Были и еще вопросы, главным образом дурацкие, подтверждающие мое мнение, которое я сформулировал и держал при себе очень давно: святость здравого смысла не прибавляет.
Опять прозвучал рожок; руководитель полета нашей когорты крикнул «Вперед!» Секундой позже раздался еще один трубный вскрик; он заорал: «Лети!» И мы полетели.

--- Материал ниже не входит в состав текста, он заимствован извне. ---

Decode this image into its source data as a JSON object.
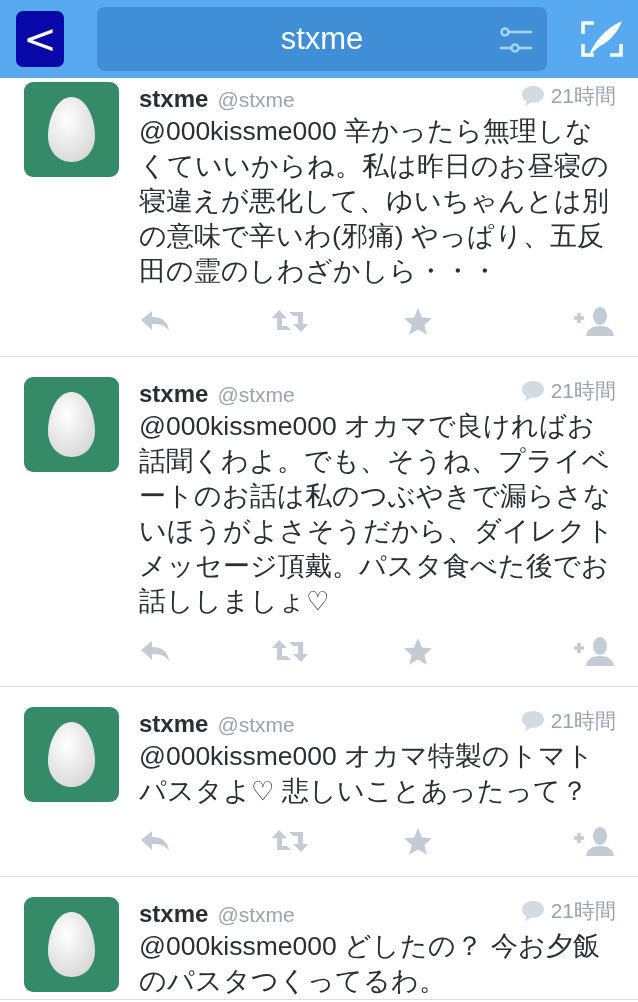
{
  "header": {
    "back": "<",
    "title": "stxme"
  },
  "tweets": [
    {
      "name": "stxme",
      "handle": "@stxme",
      "time": "21時間",
      "text": "@000kissme000 辛かったら無理しなくていいからね。私は昨日のお昼寝の寝違えが悪化して、ゆいちゃんとは別の意味で辛いわ(邪痛) やっぱり、五反田の霊のしわざかしら・・・"
    },
    {
      "name": "stxme",
      "handle": "@stxme",
      "time": "21時間",
      "text": "@000kissme000 オカマで良ければお話聞くわよ。でも、そうね、プライベートのお話は私のつぶやきで漏らさないほうがよさそうだから、ダイレクトメッセージ頂戴。パスタ食べた後でお話ししましょ♡"
    },
    {
      "name": "stxme",
      "handle": "@stxme",
      "time": "21時間",
      "text": "@000kissme000 オカマ特製のトマトパスタよ♡ 悲しいことあったって？"
    },
    {
      "name": "stxme",
      "handle": "@stxme",
      "time": "21時間",
      "text": "@000kissme000 どしたの？ 今お夕飯のパスタつくってるわ。"
    }
  ]
}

(Заметьте, я называл этого ангела «он», потому что он показался мне мужчиной. О тех, которые казались мне женщинами, я буду говорить «она». Но я никогда не чувствовал себя компетентным в деле определения половой принадлежности ангелов. Если допустить, что она у них есть. Думаю, они гермафродиты, но у меня не было шанса выяснить это наверняка. Да и смелости задать такой вопрос тоже не хватило. Еще одно меня тревожит. У Иисуса Христа были ведь братья и сестры — так девственна ли Дева Мария? Смелости задать такой вопрос я тоже не набрался.) Его Трон мы увидели за много миль. Это был не великий белый Трон Бога-отца на небесах, а временное полевое сооружение, предназначенное для Иисуса именно в данной ситуации. Тем не менее он был великолепен, вырубленный из единого алмаза с мириадами граней, отражавших внутреннее сияние самого Иисуса и отбрасывающих его снопами брызг огня и льда во всех направлениях. И это я видел лучше всего, ибо лицо Иисуса сверкает таким ослепительным светом, что без солнечных очков невозможно рассмотреть его истинные черты.

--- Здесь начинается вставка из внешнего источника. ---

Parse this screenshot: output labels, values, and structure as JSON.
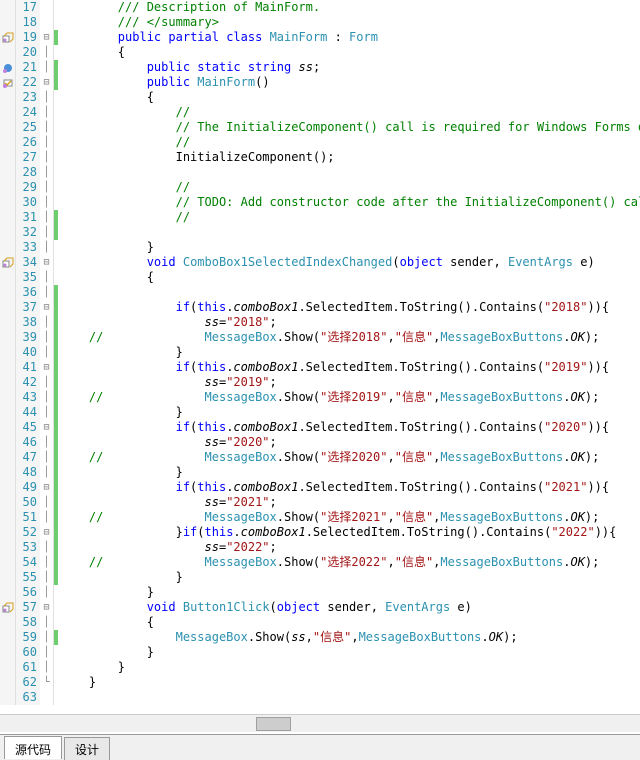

Впрочем, это неважно. Все знали, кто он такой. Не знать было невозможно. Чувство всепоглощающего благоговения охватило меня, когда мы были по меньшей мере в двадцати пяти милях от него. Несмотря на своих профессоров теологии, первый раз в жизни я понял (почувствовал?), что значит та единственная эмоция, для описания которой Библия использует два слова сразу любовь и страх. Я любил/страшился существа, сидящего на Троне, и теперь знал, почему Петр и Иаков бросили свои сети и последовали за ним.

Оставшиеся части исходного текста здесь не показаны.